UK farm incomes decreased last year due to rising costs and a drop in the value of potatoes and oilseed rape.
Figures released from the UK farming ministry Defra reveal UK farmers’ income decreased by 17% last year, with the sector’s contribution to the UK economy down 6% to £9.6 billion.
Total income from farming (Tiff) decreased by 17% to £4.697bn, while average individual incomes fell by 19% to £23,957.
In a report, Defra said the main contributors to the decrease in Tiff were a £509 million increase in the price of animal feed, a £358m increase in the costs of goods and services, a £116m increase in fertiliser costs and £110m increase in energy and labour costs.
“Conversely the value of the output of potatoes fell by £220m and oilseed rape by £122m,” added Defra.
The overall output from crops was up by almost 2% to £9.388bn, with the value of wheat up £95m to £2.084bn.

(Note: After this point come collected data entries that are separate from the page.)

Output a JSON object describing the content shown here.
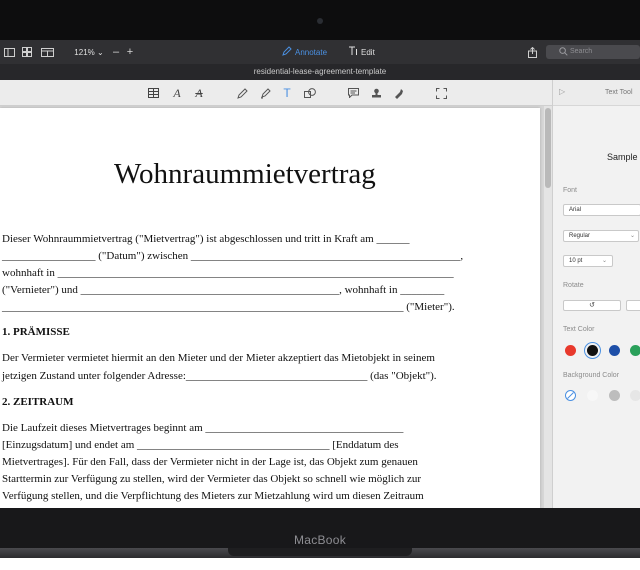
{
  "toolbar": {
    "zoom": "121% ⌄",
    "annotate_label": "Annotate",
    "edit_label": "Edit",
    "search_placeholder": "Search",
    "accent": "#4a90e2"
  },
  "window": {
    "file_title": "residential-lease-agreement-template"
  },
  "annotation_tools": [
    "table-icon",
    "text-A-icon",
    "text-A-italic-icon",
    "pencil-icon",
    "highlighter-icon",
    "text-T-icon",
    "shapes-icon",
    "comment-icon",
    "stamp-icon",
    "signature-pen-icon",
    "fit-screen-icon"
  ],
  "document": {
    "title": "Wohnraummietvertrag",
    "lines": [
      "Dieser Wohnraummietvertrag (\"Mietvertrag\") ist abgeschlossen und tritt in Kraft am  ______",
      "_________________ (\"Datum\") zwischen _________________________________________________,",
      "wohnhaft in ________________________________________________________________________",
      "(\"Vernieter\") und _______________________________________________, wohnhaft in ________",
      "_________________________________________________________________________ (\"Mieter\").",
      "Der Vermieter vermietet hiermit an den Mieter und der Mieter akzeptiert das Mietobjekt in seinem",
      "jetzigen Zustand unter folgender Adresse:_________________________________ (das \"Objekt\").",
      "Die Laufzeit dieses Mietvertrages beginnt am ____________________________________",
      "[Einzugsdatum] und endet am ___________________________________ [Enddatum des",
      "Mietvertrages]. Für den Fall, dass der Vermieter nicht in der Lage ist, das Objekt zum genauen",
      "Starttermin zur Verfügung zu stellen, wird der Vermieter das Objekt so schnell wie möglich zur",
      "Verfügung stellen, und die Verpflichtung des Mieters zur Mietzahlung wird um diesen Zeitraum"
    ],
    "heading_1": "1. PRÄMISSE",
    "heading_2": "2. ZEITRAUM"
  },
  "panel": {
    "title": "Text Tool",
    "sample": "Sample",
    "font_label": "Font",
    "font_value": "Arial",
    "style_value": "Regular",
    "size_value": "10 pt",
    "rotate_label": "Rotate",
    "text_color_label": "Text Color",
    "text_colors": [
      "#e8392c",
      "#111111",
      "#1e4fa8",
      "#2aa05a"
    ],
    "background_color_label": "Background Color",
    "background_colors": [
      "none",
      "#f7f7f7",
      "#bdbdbd",
      "#e6e6e6"
    ]
  },
  "device": {
    "brand": "MacBook"
  }
}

Barley production was below the five-year average due to decreased acreage and yields. However the overall value was up to £957m as a result of a 10% boost in prices.

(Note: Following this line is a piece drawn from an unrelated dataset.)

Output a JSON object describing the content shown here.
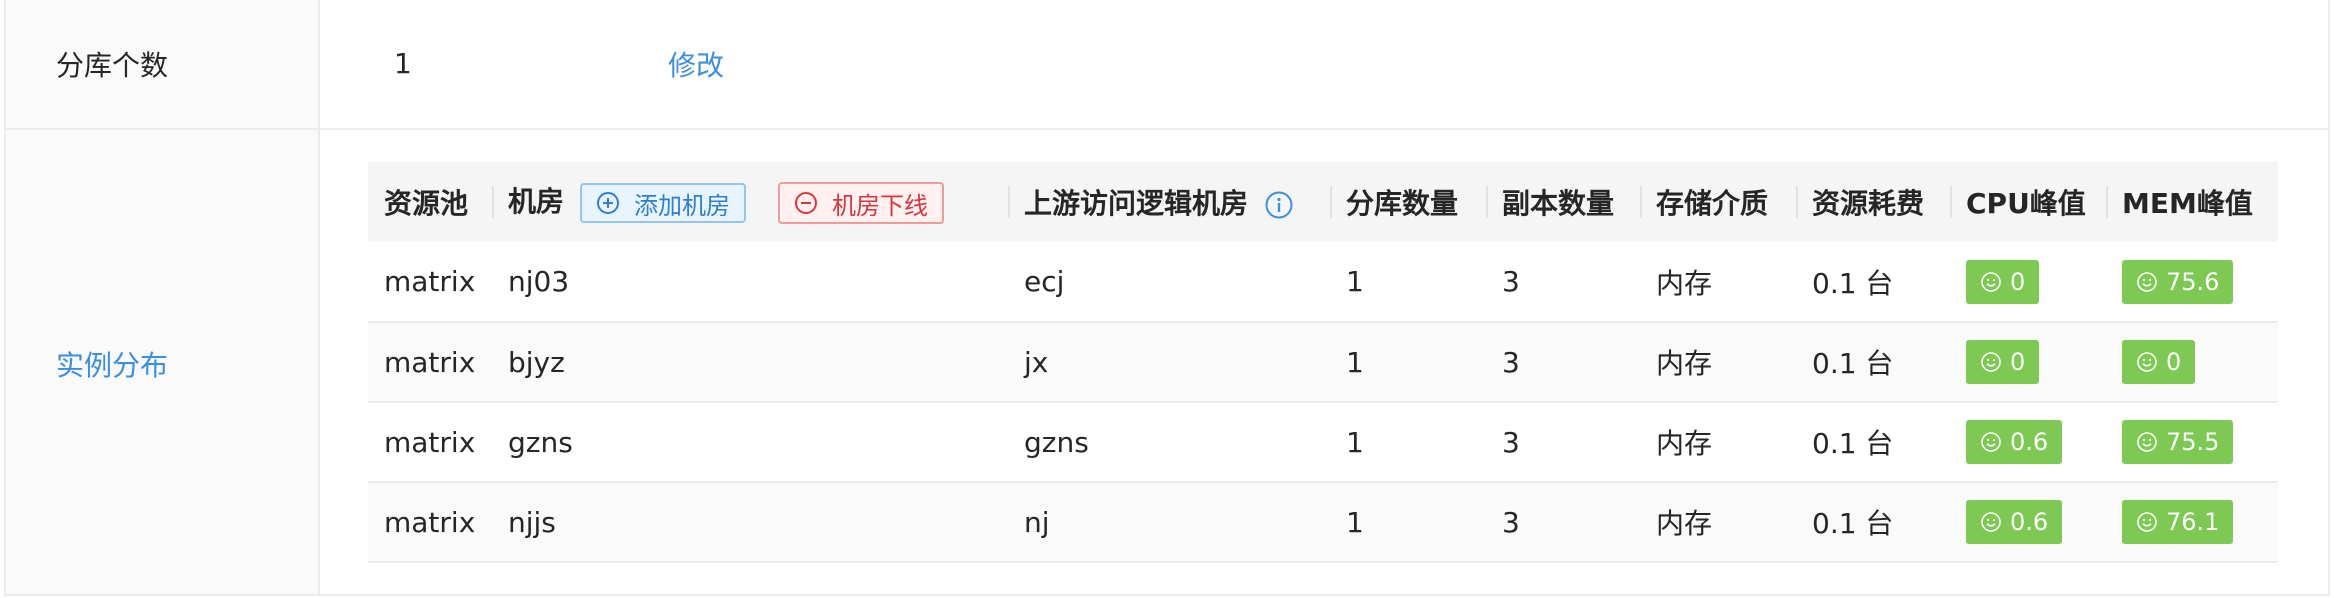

The value of oilseed rape fell to £643m due to lower production and prices, while potatoes decreased in value to £641m with a 19% fall in production blamed on the summer drought.
Challenging weather was blamed for a £38m decrease in the value of vegetables to £1.417bn.
Fruit fared better with a slight increase in production resulting in a £17m boost in values to £769m.
The total value of output from the livestock sector was 2.7% higher at £14.8bn, with the value of milk up £136m to £4.487bn.
The value of eggs was up £17m to £641m, while the value of beef increased by £43m to £3.031bn.
Pigmeat decreased in value to £1.250bn, due mainly to a 7% drop in prices as a result of overproduction early in the year.
The value of sheepmeat increased by £57m to £1.258bn, while poultry meat rose by £208m to £2.626bn.
The NFU south of the border said the figures demonstrated the need for Westminster’s Agriculture Bill to include measures to help farmers manage volatile weather.